J’ai aussi rencontré d’autres structures de soutien aux étrangers, mais elles étaient visiblement trop liées à l’État… je ne ressentais aucune réelle envie de m’aider. Je pense par exemple au Centre d’accès au droit des étrangers (CADE), sur le boulevard Dugommier…

Des amis qui étaient passés par des situations similaires m’ont aussi beaucoup aidé, ainsi que des associations « amies », qui te connaissent et essayent de te soutenir, même si l’aide aux migrants n’est pas leur mission, en te fournissant des justificatifs ou des possibilités professionnelles qui te permettent de compléter tes dossiers pour le droit au séjour.

Pour ce qui me concerne, la situation n’est pas désespérée, dans le sens où dans mon pays il n’y a pas la guerre, l’économie ne va pas trop mal… j’ai d’autres solutions si finalement la Préfecture décide que je n’ai pas le droit de rester ici. Je suis en train de bouger pour remplir les conditions fixées par la loi, mais si je n’y parviens pas je ne ferai pas recours à des solutions alternatives qui existent (comme les mariages blancs, par exemple…).

Si la décision est négative, je l’accepterai, même si ça signifiera abandonner pas mal de choses : 7 ans vécus ici, le travail à la librairie, le projet d’atelier qu’on vient de lancer, la collaboration avec l’association de commerce équitable…

Je me prépare à cette possibilité, j’ai déjà connu des cas de personnes qui avaient un bon emploi, une situation qu’on aurait crue tranquille vis à vis de la Préfecture, et qui finalement à cause d’un critère non respecté se sont vus refuser la prolongation du séjour, sans pouvoir s’y opposer. J’en ai connu… des citoyens modèles, avec un bon contrat de travail, des bons travailleurs, parfois mieux que certains français : mais à partir du moment où nous, les étrangers, c’est plus facile de nous contrôler, on nous applique des critères plus exigeants.

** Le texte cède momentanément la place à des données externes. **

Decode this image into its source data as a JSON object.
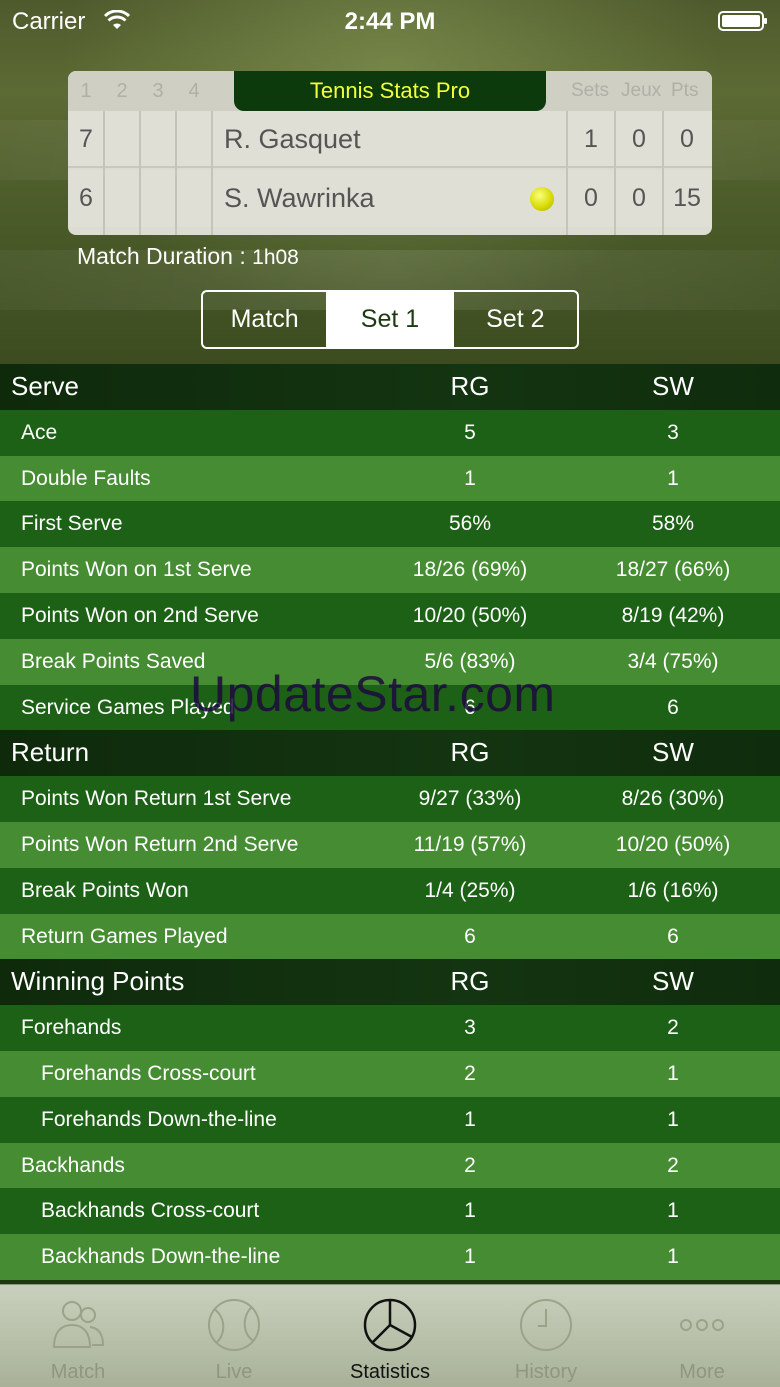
{
  "status_bar": {
    "carrier": "Carrier",
    "time": "2:44 PM"
  },
  "scoreboard": {
    "set_numbers": [
      "1",
      "2",
      "3",
      "4"
    ],
    "title": "Tennis Stats Pro",
    "col_sets": "Sets",
    "col_games": "Jeux",
    "col_points": "Pts",
    "players": [
      {
        "rank": "7",
        "name": "R. Gasquet",
        "sets": "1",
        "games": "0",
        "points": "0",
        "serving": false
      },
      {
        "rank": "6",
        "name": "S. Wawrinka",
        "sets": "0",
        "games": "0",
        "points": "15",
        "serving": true
      }
    ]
  },
  "match_duration": {
    "label": "Match Duration :",
    "value": "1h08"
  },
  "segments": {
    "items": [
      "Match",
      "Set 1",
      "Set 2"
    ],
    "selected": "Set 1"
  },
  "sections": [
    {
      "title": "Serve",
      "col1": "RG",
      "col2": "SW",
      "rows": [
        {
          "label": "Ace",
          "v1": "5",
          "v2": "3"
        },
        {
          "label": "Double Faults",
          "v1": "1",
          "v2": "1"
        },
        {
          "label": "First Serve",
          "v1": "56%",
          "v2": "58%"
        },
        {
          "label": "Points Won on 1st Serve",
          "v1": "18/26 (69%)",
          "v2": "18/27 (66%)"
        },
        {
          "label": "Points Won on 2nd Serve",
          "v1": "10/20 (50%)",
          "v2": "8/19 (42%)"
        },
        {
          "label": "Break Points Saved",
          "v1": "5/6 (83%)",
          "v2": "3/4 (75%)"
        },
        {
          "label": "Service Games Played",
          "v1": "6",
          "v2": "6"
        }
      ]
    },
    {
      "title": "Return",
      "col1": "RG",
      "col2": "SW",
      "rows": [
        {
          "label": "Points Won Return 1st Serve",
          "v1": "9/27 (33%)",
          "v2": "8/26 (30%)"
        },
        {
          "label": "Points Won Return 2nd Serve",
          "v1": "11/19 (57%)",
          "v2": "10/20 (50%)"
        },
        {
          "label": "Break Points Won",
          "v1": "1/4 (25%)",
          "v2": "1/6 (16%)"
        },
        {
          "label": "Return Games Played",
          "v1": "6",
          "v2": "6"
        }
      ]
    },
    {
      "title": "Winning Points",
      "col1": "RG",
      "col2": "SW",
      "rows": [
        {
          "label": "Forehands",
          "v1": "3",
          "v2": "2"
        },
        {
          "label": "Forehands Cross-court",
          "v1": "2",
          "v2": "1",
          "sub": true
        },
        {
          "label": "Forehands Down-the-line",
          "v1": "1",
          "v2": "1",
          "sub": true
        },
        {
          "label": "Backhands",
          "v1": "2",
          "v2": "2"
        },
        {
          "label": "Backhands Cross-court",
          "v1": "1",
          "v2": "1",
          "sub": true
        },
        {
          "label": "Backhands Down-the-line",
          "v1": "1",
          "v2": "1",
          "sub": true
        }
      ]
    }
  ],
  "watermark": "UpdateStar.com",
  "tabbar": {
    "items": [
      {
        "label": "Match",
        "icon": "users-icon"
      },
      {
        "label": "Live",
        "icon": "tennis-ball-icon"
      },
      {
        "label": "Statistics",
        "icon": "pie-chart-icon"
      },
      {
        "label": "History",
        "icon": "clock-icon"
      },
      {
        "label": "More",
        "icon": "more-dots-icon"
      }
    ],
    "selected": "Statistics"
  }
}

Pour un français, le SMIC est considéré suffisant pour vivre : à nous on demande un SMIC et demi. Et je n’ai pas l’impression, en parlant avec des amis d’ici, qu’ils cherchent vraiment du boulot sur Pôle Emploi : c’est plutôt les réseaux personnels qui marchent. Nous, encore une fois, on est obligé de passer par Pôle Emploi, où on a plus de mal à correspondre aux profils recherchés. C’est plus difficile, pour un étranger, de justifier une connaissance du contexte et de la langue tel qu’on le demande dans les fiches de poste. Alors que dans ton réseau personnel, ce travail se fait tout seul, l’entreprise ou l’association qui cherche un employé te connaît déjà et connaît tes habilités, tes connaissances du contexte, ta personnalité…

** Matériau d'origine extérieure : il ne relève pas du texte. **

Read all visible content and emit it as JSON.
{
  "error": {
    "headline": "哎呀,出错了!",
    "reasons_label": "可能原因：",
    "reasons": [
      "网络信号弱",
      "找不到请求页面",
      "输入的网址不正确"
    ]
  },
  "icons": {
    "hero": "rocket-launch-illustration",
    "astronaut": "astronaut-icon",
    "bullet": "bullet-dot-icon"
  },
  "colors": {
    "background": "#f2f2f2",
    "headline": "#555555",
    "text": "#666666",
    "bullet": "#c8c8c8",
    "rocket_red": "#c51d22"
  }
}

Les sites institutionnels et les centres d’appel

J’ai regardé parfois les sites institutionnels, on y retrouve une information précise sur les papiers à fournir, par exemple, mais pas beaucoup plus. Personnellement, j’ai toujours préféré me rendre physiquement aux différents bureaux, pour parler directement et entendre de vive voix ce que je dois faire ; c’est que, bien que les lois soient nationales, chaque Préfecture les applique différemment, avec des nuances et des particularités que tu ne trouveras pas sur internet.

C’est comme ça partout, aussi dans les autres pays.

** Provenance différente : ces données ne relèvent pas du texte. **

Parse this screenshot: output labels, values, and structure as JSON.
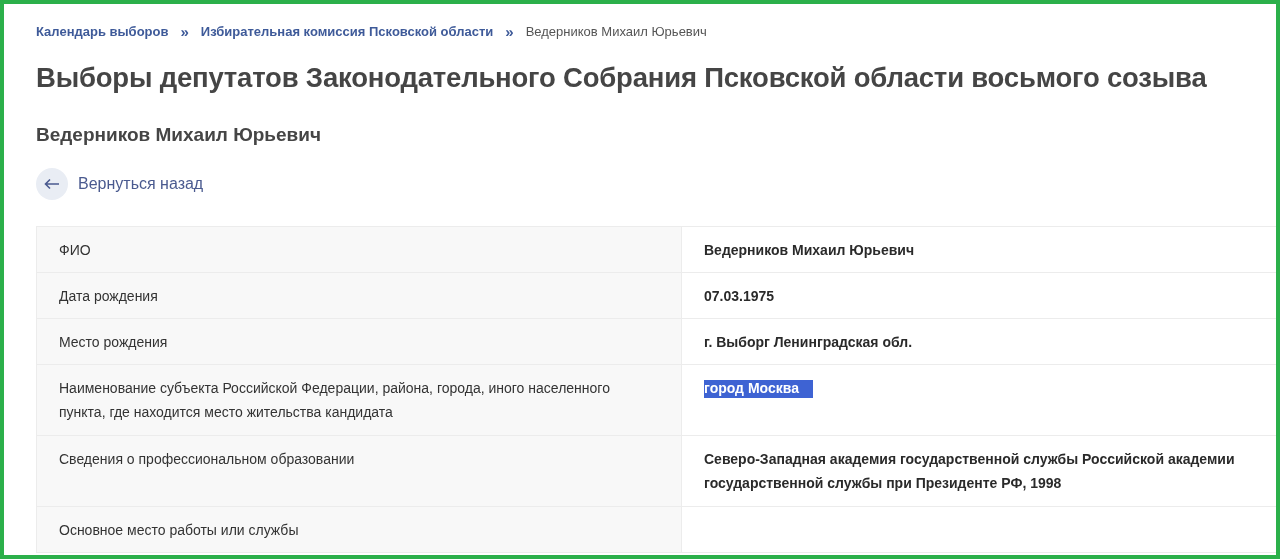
{
  "breadcrumbs": [
    {
      "label": "Календарь выборов",
      "kind": "link",
      "separator": "»"
    },
    {
      "label": "Избирательная комиссия Псковской области",
      "kind": "link",
      "separator": "»"
    },
    {
      "label": "Ведерников Михаил Юрьевич",
      "kind": "current"
    }
  ],
  "title": "Выборы депутатов Законодательного Собрания Псковской области восьмого созыва",
  "subtitle": "Ведерников Михаил Юрьевич",
  "back_link": {
    "label": "Вернуться назад"
  },
  "table": {
    "rows": [
      {
        "label": "ФИО",
        "value": "Ведерников Михаил Юрьевич",
        "highlighted": false
      },
      {
        "label": "Дата рождения",
        "value": "07.03.1975",
        "highlighted": false
      },
      {
        "label": "Место рождения",
        "value": "г. Выборг Ленинградская обл.",
        "highlighted": false
      },
      {
        "label": "Наименование субъекта Российской Федерации, района, города, иного населенного пункта, где находится место жительства кандидата",
        "value": "город Москва",
        "highlighted": true
      },
      {
        "label": "Сведения о профессиональном образовании",
        "value": "Северо-Западная академия государственной службы Российской академии государственной службы при Президенте РФ, 1998",
        "highlighted": false
      },
      {
        "label": "Основное место работы или службы"
      }
    ]
  }
}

Quand tu appelles, la personne qui te répond n’a pas le temps de te répondre, on dirait que tu la déranges et l’empêches de faire son boulot. Tu reçois des réponses imprécises, ou carrément fausses.

Il y a aussi des forums de chiliens en France… mais quand j’y suis allée, j’ai trouvé toujours beaucoup de gens qui posent des questions, plus que de réponses !

Mon approche est de regarder internet en premier pour avoir une idée et des informations basiques, et de me rendre sur place après, pour les confirmer et compléter.

Et personnellement, je pense que j’ai aidé plus de monde en parlant directement avec les personnes qui en avaient besoin, que ce que j’aurais fait en postant des réponses sur des forums. J’ai donné ou reçu une information plus précise dans les échanges directs.